Dr. Morache now mitigates patients’ technology challenges in his own office by offering practice telehealth sessions with a nurse before a patient’s first appointment to confirm that the patient can access the virtual visit. This simple step reduces anxiety, prevents failed visits and preserves clinical time. “It keeps everyone at ease,” he says.
But, he adds, most of today’s consumer-facing telehealth platforms reverse that model, placing responsibility on individual patients to manage devices, apps, passwords and connectivity, often without assistance. Which takes us right back to older adults not being able to access health care.
Laila G. Navarro, MSN, RN, VHA-CM, director of telehealth services for RFU’s neighboring VA clinical partner, Captain James A. Lovell Federal Health Care Center, describes a systemic approach to digital access — one that embeds support into the system rather than shifting responsibility onto patients. In her role overseeing virtual health programs, Ms. Navarro helps operationalize the VA’s long-standing recognition that digital access is a prerequisite for care.
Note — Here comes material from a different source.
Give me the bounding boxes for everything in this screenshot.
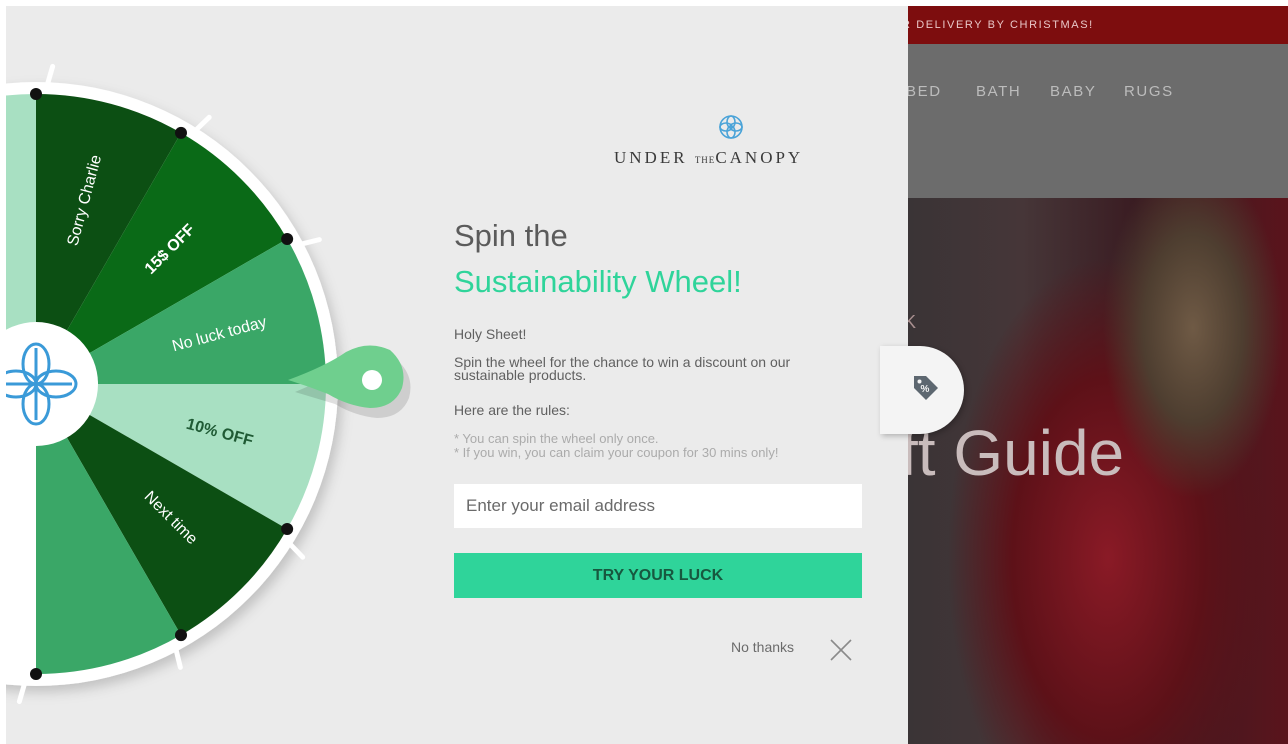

Central to this effort is the VA’s Digital Divide Consult, a referral embedded directly into the medical record that allows providers to trigger a structured assessment by a social worker when a veteran lacks connectivity, devices or digital confidence. Depending on need and eligibility, veterans may be connected to subsidized broadband through the Federal Communications Commission’s Lifeline program or issued a VA–loaned tablet with data included, followed by hands-on setup, test calls and ongoing technical support.
“The goal is empowerment,” Ms. Navarro explains, ensuring veterans know both that they have a choice in how care is delivered and that help is available when technology fails or skills lapse. By keeping the burden of technology within the institution, rather than on older adults managing illness, disability or distance, this model restores what Ms. Navarro calls the ability to “pivot the power” back to patients, allowing telehealth to function as an access point rather than another gatekeeper.
The experiences of older adults navigating digital health systems is the predictable outcome of systems designed without the most vulnerable users in mind. Healthcare professionals and organizations large and small are finding ways to ameliorate the current state of disconnectedness among older adults. As health care continues on its digital path, the critical question is no longer whether technology will shape access, but how we can design and support ways that include older adults rather than leaving them disconnected.